Tokenize problem in Java with separator ". "

poiuytrez picture poiuytrez · Jun 4, 2010 · Viewed 17.2k times · Source

I need to split a text using the separator ". ". For example I want this string :

Washington is the U.S Capital. Barack is living there.

To be cut into two parts:

Washington is the U.S Capital. 
Barack is living there.

Here is my code :

// Initialize the tokenizer
StringTokenizer tokenizer = new StringTokenizer("Washington is the U.S Capital. Barack is living there.", ". ");
 while (tokenizer.hasMoreTokens()) {
      System.out.println(tokenizer.nextToken());

}

And the output is unfortunately :

Washington
is
the
U
S
Capital
Barack
is
living
there

Can someone explain what's going on?

Answer

polygenelubricants picture polygenelubricants · Jun 4, 2010

Don't use StringTokenizer; it's a legacy class. Use java.util.Scanner or simply String.split instead.

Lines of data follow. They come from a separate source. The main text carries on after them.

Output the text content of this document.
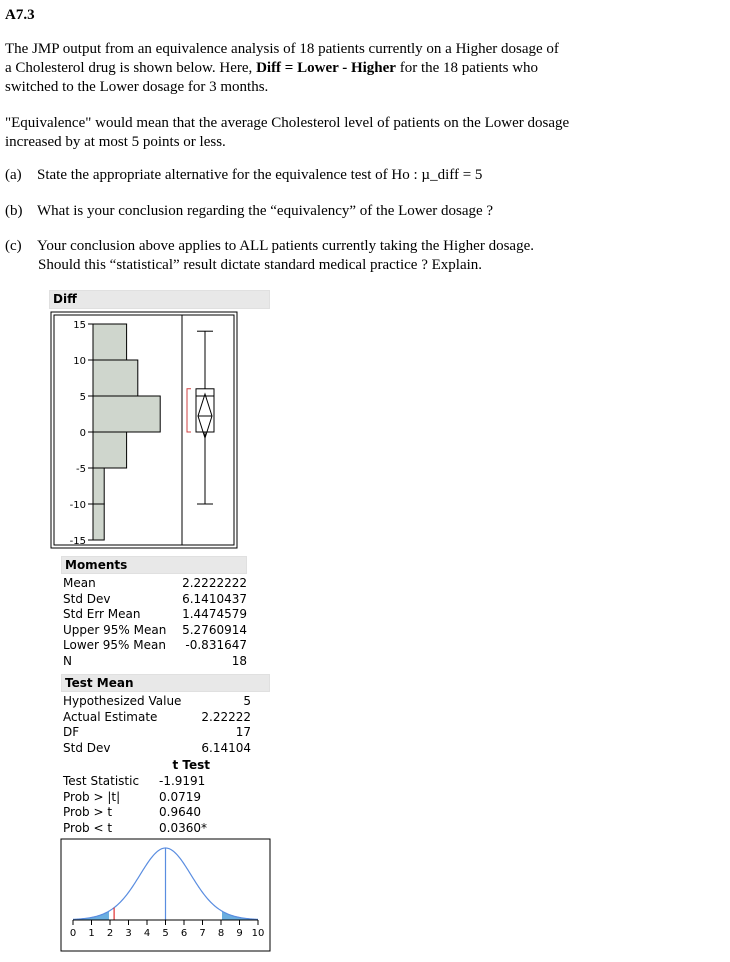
A7.3
The JMP output from an equivalence analysis of 18 patients currently on a Higher dosage of
a Cholesterol drug is shown below. Here, Diff = Lower - Higher for the 18 patients who
switched to the Lower dosage for 3 months.
"Equivalence" would mean that the average Cholesterol level of patients on the Lower dosage
increased by at most 5 points or less.
(a) State the appropriate alternative for the equivalence test of Ho : µ_diff = 5
(b) What is your conclusion regarding the “equivalency” of the Lower dosage ?
(c) Your conclusion above applies to ALL patients currently taking the Higher dosage.
Should this “statistical” result dictate standard medical practice ? Explain.
Diff
15
10
5
0
-5
-10
-15
Moments
Mean	2.2222222
Std Dev	6.1410437
Std Err Mean	1.4474579
Upper 95% Mean	5.2760914
Lower 95% Mean	-0.831647
N	18
Test Mean
Hypothesized Value	5
Actual Estimate	2.22222
DF	17
Std Dev	6.14104
t Test
Test Statistic	-1.9191
Prob > |t|	0.0719
Prob > t	0.9640
Prob < t	0.0360*
0 1 2 3 4 5 6 7 8 9 10
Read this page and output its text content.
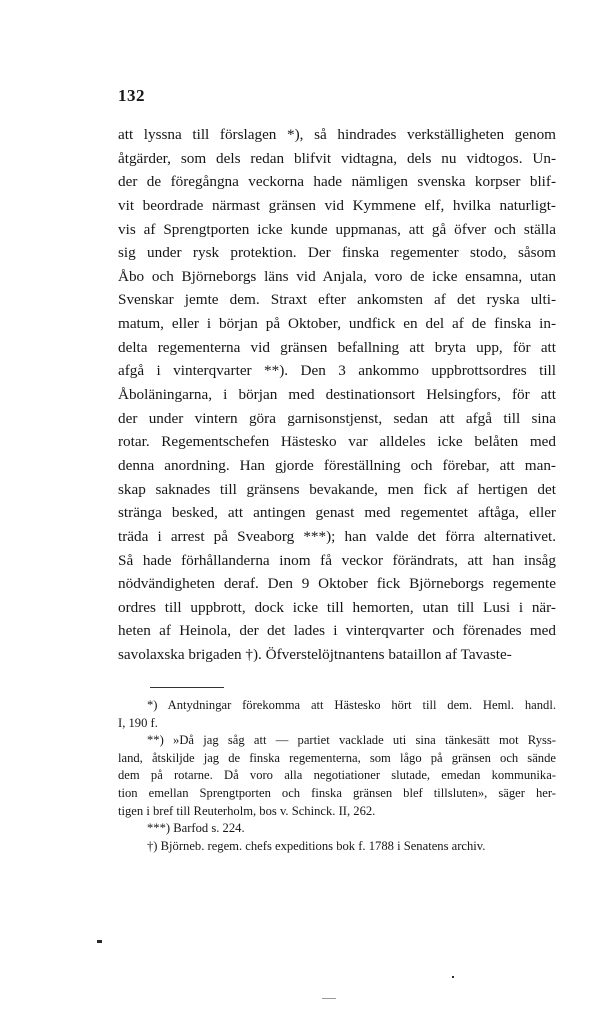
132
att lyssna till förslagen *), så hindrades verkställigheten genom
åtgärder, som dels redan blifvit vidtagna, dels nu vidtogos. Un-
der de föregångna veckorna hade nämligen svenska korpser blif-
vit beordrade närmast gränsen vid Kymmene elf, hvilka naturligt-
vis af Sprengtporten icke kunde uppmanas, att gå öfver och ställa
sig under rysk protektion. Der finska regementer stodo, såsom
Åbo och Björneborgs läns vid Anjala, voro de icke ensamna, utan
Svenskar jemte dem. Straxt efter ankomsten af det ryska ulti-
matum, eller i början på Oktober, undfick en del af de finska in-
delta regementerna vid gränsen befallning att bryta upp, för att
afgå i vinterqvarter **). Den 3 ankommo uppbrottsordres till
Åboläningarna, i början med destinationsort Helsingfors, för att
der under vintern göra garnisonstjenst, sedan att afgå till sina
rotar. Regementschefen Hästesko var alldeles icke belåten med
denna anordning. Han gjorde föreställning och förebar, att man-
skap saknades till gränsens bevakande, men fick af hertigen det
stränga besked, att antingen genast med regementet aftåga, eller
träda i arrest på Sveaborg ***); han valde det förra alternativet.
Så hade förhållanderna inom få veckor förändrats, att han insåg
nödvändigheten deraf. Den 9 Oktober fick Björneborgs regemente
ordres till uppbrott, dock icke till hemorten, utan till Lusi i när-
heten af Heinola, der det lades i vinterqvarter och förenades med
savolaxska brigaden †). Öfverstelöjtnantens bataillon af Tavaste-
*) Antydningar förekomma att Hästesko hört till dem. Heml. handl.
I, 190 f.
**) »Då jag såg att — partiet vacklade uti sina tänkesätt mot Ryss-
land, åtskiljde jag de finska regementerna, som lågo på gränsen och sände
dem på rotarne. Då voro alla negotiationer slutade, emedan kommunika-
tion emellan Sprengtporten och finska gränsen blef tillsluten», säger her-
tigen i bref till Reuterholm, bos v. Schinck. II, 262.
***) Barfod s. 224.
†) Björneb. regem. chefs expeditions bok f. 1788 i Senatens archiv.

    String text = "Washington is the U.S Capital. Barack is living there.";
    String[] tokens = text.split("\\. ");
    for (String token : tokens) {
        System.out.println("[" + token + "]");
    }

This prints:

[Washington is the U.S Capital]
[Barack is living there.]

Note that split and Scanner are "regex"-based (regular expressions), and since . is a special regex "meta-character", it needs to be escaped with \. In turn, since \ is itself an escape character for Java string literals, you need to write "\\. " as the delimiter.

This may sound complicated, but it really isn't. split and Scanner are much superior to StringTokenizer, and regex isn't that hard to pick up.

Regular expressions tutorials

Related questions

API Links


But what went wrong?

The problem is that StringTokenizer takes each character in the delimiter string as individual delimiters, i.e. NOT the entire String itself.

From the API:

StringTokenizer(String str, String delim): Constructs a string tokenizer for the specified string. The characters in the delim argument are the delimiters for separating tokens. Delimiter characters themselves will not be treated as tokens.